When deciding what to keep, it was ideal to ask ourselves “Do I used this item?”, “Do I have space for this item?” and “Would this item be useful on a boat?”. Items in your ‘keep’ pile will no doubt end up in either the donate pile or the sell pile…. but still good to start out with this mentality. This is a difficult category when you’ve got children, as they will typically want to keep everything. Luckily, Carson was very understanding and is not attached to his stuff at all. The tough one for him was selling our old boat actually! One thing with Carson was that he had a huge bookshelf in his room that was overflowing with books. We sold, donate and gave a way the vast majority of them in favour  of buying a Kobo eReader and loading it up with tons of books (including some of the favourites that we sold). This has proved to be a fantastic choice and we get Kobo versions of books whenever possible.

When we finally moved onto Bloom, we had three 3’x4′ storage lockers at the marina that we rented. Within 6 months, we did the 4-category analysis above and handed in the keys for them. What a liberating feeling it is to have all of our worldly possessions on board with us. No more storage lockers! We do have one bin of items that are irreplaceable (special mementos and photographs) in storage at Jason’s Mum’s place, so that there is no possibility of water damage.

Once you move on board, the process continues as you realize what you don’t need, don’t wear, don’t use, etc.
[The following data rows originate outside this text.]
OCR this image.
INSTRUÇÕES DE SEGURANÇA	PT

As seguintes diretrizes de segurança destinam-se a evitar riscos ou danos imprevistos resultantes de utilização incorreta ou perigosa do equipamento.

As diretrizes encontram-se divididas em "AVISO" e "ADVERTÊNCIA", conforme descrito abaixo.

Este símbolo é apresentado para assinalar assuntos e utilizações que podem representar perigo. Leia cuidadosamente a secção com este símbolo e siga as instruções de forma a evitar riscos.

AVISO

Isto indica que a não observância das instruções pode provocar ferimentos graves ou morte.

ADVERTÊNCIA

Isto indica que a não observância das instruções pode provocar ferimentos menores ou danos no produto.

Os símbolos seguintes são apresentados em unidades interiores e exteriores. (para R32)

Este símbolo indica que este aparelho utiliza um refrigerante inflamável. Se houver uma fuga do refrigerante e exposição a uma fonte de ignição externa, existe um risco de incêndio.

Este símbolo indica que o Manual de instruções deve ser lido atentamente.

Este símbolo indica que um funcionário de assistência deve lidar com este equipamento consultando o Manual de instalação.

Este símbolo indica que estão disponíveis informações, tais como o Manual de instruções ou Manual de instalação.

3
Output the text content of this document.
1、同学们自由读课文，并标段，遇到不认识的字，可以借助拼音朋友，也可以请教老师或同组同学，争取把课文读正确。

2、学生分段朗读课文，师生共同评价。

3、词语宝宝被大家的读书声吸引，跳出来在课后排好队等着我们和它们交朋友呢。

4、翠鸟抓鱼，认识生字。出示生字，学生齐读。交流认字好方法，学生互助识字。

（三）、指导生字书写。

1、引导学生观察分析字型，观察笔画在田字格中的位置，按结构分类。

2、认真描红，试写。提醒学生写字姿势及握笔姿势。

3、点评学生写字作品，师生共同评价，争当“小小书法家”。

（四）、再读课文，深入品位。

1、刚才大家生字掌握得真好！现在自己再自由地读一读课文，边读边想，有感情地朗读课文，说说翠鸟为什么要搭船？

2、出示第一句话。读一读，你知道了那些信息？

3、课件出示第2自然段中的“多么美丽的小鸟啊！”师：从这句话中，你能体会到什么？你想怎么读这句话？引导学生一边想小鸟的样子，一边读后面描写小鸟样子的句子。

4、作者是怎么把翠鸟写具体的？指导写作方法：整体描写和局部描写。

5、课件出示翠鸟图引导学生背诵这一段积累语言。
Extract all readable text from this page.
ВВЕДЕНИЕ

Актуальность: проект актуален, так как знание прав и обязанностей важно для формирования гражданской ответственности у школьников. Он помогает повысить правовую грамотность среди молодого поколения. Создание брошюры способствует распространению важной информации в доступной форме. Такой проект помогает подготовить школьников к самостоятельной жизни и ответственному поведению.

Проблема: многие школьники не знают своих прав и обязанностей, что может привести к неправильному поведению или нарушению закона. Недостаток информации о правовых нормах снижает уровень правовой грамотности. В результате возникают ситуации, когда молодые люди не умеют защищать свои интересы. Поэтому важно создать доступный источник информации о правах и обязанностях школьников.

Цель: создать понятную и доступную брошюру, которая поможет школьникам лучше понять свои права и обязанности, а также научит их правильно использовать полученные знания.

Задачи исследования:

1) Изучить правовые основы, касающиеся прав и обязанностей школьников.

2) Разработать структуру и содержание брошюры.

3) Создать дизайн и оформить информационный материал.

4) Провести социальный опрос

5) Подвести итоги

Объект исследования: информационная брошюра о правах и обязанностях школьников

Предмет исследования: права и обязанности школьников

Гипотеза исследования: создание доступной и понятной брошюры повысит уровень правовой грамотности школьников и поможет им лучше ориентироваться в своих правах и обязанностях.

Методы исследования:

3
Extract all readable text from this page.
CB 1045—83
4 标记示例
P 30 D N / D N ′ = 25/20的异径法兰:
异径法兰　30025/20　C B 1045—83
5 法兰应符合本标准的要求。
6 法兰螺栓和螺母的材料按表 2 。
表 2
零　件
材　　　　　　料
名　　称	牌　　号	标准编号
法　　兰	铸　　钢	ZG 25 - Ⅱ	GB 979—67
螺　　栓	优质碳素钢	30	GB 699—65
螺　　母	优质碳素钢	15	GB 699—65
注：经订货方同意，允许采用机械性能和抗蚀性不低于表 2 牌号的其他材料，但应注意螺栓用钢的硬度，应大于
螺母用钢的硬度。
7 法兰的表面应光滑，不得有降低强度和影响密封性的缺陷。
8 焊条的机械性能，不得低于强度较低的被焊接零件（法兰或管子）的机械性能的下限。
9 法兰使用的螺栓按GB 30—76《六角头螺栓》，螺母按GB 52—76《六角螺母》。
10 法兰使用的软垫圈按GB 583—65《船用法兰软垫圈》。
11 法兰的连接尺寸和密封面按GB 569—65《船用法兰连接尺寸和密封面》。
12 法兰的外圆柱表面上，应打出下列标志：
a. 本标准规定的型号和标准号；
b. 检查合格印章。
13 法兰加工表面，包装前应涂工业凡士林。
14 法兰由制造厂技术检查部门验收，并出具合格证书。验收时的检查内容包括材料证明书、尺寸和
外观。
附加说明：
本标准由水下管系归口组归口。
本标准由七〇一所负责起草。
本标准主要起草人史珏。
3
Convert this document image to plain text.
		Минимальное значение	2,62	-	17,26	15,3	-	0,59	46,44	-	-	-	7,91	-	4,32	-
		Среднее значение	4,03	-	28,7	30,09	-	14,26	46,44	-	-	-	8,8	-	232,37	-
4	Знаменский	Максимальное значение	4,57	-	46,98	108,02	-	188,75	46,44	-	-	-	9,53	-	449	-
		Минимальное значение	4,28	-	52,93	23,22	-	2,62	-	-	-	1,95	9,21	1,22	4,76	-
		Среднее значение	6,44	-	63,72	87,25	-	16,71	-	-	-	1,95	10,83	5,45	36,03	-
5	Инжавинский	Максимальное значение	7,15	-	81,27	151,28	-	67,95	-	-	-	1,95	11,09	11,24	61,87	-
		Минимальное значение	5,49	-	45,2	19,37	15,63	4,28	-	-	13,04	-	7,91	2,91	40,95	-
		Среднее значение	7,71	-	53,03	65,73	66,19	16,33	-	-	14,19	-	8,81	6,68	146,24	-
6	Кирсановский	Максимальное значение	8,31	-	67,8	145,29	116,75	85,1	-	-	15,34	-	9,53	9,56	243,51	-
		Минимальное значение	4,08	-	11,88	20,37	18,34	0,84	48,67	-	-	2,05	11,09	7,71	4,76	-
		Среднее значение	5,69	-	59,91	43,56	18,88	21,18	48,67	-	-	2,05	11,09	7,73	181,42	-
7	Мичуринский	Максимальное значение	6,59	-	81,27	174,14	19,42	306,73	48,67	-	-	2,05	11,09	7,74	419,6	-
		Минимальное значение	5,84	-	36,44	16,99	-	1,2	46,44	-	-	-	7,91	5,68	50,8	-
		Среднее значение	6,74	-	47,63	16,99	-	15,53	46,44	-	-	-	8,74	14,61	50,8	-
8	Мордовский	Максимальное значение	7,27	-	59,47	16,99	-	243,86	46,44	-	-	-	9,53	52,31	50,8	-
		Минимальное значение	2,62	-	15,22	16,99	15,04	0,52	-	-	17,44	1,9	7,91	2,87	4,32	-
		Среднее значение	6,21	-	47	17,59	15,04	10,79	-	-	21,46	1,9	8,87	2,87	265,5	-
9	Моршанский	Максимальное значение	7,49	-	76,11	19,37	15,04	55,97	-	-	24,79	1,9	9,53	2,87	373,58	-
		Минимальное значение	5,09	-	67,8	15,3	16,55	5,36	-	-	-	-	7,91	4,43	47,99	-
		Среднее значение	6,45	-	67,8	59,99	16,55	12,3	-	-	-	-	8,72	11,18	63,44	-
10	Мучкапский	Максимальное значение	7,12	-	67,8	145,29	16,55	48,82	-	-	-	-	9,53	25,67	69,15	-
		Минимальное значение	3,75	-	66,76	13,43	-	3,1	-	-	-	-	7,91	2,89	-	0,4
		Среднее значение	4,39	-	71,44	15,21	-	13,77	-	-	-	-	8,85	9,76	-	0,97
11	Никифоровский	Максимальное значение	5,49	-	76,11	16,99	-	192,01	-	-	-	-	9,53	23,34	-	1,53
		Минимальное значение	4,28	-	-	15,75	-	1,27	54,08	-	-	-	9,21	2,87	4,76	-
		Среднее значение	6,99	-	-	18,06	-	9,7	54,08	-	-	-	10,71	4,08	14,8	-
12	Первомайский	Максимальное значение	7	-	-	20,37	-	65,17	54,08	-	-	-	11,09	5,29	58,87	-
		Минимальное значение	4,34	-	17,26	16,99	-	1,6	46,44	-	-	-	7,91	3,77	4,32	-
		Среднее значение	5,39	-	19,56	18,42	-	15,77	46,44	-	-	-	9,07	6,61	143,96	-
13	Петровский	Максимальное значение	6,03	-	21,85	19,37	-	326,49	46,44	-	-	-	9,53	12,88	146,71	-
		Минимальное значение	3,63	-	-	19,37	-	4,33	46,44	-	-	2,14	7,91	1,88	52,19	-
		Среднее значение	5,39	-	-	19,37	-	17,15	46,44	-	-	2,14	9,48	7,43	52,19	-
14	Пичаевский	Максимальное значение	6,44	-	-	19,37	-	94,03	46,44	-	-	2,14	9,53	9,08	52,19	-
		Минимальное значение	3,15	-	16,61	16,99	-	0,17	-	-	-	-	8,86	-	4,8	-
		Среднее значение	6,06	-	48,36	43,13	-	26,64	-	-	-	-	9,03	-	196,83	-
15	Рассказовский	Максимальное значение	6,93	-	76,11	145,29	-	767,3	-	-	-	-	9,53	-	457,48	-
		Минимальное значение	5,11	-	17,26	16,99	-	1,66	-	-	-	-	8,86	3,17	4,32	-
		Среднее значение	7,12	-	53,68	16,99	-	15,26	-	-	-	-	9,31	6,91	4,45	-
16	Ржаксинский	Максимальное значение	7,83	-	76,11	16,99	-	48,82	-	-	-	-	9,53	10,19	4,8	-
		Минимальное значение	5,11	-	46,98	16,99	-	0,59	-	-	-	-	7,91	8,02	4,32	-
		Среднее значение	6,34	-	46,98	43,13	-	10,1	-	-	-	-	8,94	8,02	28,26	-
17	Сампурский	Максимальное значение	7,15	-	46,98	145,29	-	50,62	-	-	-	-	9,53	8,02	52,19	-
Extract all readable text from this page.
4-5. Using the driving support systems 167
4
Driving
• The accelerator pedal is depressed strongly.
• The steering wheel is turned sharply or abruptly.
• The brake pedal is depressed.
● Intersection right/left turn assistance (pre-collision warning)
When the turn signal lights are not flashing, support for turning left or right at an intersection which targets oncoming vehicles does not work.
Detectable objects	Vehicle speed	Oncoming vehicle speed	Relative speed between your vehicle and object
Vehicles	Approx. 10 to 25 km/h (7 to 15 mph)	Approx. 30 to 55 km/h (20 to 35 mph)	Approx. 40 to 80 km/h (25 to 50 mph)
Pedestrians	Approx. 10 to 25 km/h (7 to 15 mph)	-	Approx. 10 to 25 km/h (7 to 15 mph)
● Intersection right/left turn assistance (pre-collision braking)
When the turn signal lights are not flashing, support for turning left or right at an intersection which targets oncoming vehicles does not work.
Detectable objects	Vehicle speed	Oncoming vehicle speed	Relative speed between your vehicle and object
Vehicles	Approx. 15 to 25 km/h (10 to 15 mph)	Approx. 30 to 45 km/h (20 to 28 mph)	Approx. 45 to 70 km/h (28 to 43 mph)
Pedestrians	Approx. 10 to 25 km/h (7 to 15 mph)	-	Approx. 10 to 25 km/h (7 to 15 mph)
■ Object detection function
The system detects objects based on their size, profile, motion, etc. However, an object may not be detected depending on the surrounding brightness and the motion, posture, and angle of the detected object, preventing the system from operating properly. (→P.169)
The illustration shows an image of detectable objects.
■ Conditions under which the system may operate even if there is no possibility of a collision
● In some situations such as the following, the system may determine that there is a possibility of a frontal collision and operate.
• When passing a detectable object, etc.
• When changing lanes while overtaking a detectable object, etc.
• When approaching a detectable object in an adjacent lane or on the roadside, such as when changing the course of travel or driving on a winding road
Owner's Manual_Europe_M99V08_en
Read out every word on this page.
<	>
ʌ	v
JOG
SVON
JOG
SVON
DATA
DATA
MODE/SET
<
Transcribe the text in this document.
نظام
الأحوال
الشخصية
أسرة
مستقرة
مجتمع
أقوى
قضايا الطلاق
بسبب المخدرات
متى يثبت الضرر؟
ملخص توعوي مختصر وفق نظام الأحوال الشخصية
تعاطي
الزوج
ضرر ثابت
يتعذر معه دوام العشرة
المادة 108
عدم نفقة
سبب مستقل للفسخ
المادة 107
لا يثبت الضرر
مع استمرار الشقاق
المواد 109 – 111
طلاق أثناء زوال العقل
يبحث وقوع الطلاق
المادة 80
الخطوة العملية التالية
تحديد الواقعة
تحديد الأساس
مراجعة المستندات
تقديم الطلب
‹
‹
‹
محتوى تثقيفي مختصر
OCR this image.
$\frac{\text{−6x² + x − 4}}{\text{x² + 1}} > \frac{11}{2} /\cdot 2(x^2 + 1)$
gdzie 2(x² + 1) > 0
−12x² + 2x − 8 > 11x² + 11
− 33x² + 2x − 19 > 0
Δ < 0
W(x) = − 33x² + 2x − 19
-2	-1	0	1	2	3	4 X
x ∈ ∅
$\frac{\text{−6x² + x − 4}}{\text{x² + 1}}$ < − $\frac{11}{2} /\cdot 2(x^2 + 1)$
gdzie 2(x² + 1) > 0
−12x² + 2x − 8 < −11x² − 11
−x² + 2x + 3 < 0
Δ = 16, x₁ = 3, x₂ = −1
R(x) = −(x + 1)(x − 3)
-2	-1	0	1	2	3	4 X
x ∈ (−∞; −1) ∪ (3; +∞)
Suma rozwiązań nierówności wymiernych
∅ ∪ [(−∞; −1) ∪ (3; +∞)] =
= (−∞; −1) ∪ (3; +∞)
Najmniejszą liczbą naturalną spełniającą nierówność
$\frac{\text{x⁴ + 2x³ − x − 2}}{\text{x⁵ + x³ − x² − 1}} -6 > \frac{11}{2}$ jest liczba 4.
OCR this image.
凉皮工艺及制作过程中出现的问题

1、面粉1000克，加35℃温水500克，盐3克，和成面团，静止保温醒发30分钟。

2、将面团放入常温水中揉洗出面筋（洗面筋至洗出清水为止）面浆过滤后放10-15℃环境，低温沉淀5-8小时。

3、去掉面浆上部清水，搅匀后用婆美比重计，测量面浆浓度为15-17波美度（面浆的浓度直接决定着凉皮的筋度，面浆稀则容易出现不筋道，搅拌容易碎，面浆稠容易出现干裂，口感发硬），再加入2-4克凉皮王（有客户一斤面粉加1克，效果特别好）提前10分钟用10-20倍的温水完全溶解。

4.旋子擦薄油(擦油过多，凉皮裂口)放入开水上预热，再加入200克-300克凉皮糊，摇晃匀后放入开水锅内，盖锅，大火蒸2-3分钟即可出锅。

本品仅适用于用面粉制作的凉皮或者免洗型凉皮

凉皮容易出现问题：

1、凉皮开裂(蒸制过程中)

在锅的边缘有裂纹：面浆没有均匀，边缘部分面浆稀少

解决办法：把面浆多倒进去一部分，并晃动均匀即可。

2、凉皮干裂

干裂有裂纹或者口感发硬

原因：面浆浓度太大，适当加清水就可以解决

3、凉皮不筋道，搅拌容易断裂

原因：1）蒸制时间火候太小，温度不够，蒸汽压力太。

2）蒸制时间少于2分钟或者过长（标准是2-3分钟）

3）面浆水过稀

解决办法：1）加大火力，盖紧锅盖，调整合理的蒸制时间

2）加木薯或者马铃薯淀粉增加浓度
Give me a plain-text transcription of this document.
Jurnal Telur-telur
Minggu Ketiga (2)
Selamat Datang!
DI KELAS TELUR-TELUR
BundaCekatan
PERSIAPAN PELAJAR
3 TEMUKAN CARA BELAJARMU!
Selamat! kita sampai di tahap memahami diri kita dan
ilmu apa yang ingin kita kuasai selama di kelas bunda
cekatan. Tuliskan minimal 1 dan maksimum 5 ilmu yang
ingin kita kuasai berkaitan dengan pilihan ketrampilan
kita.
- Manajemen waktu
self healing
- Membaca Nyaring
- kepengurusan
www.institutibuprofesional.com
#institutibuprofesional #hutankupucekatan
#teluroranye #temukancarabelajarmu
Your priorities will no doubt change after you have been living aboard for a while. This is totally fine. We recommend doing all of this in baby steps. You can’t possibly know when you are in a house still, what you will no longer need several months into living on your boat.

There is so much freedom to this simple way of life and we feel like we are no longer owned by our things. Highly recommended and best of luck to any of you out there that are making this huge leap! It’s a fun one!!!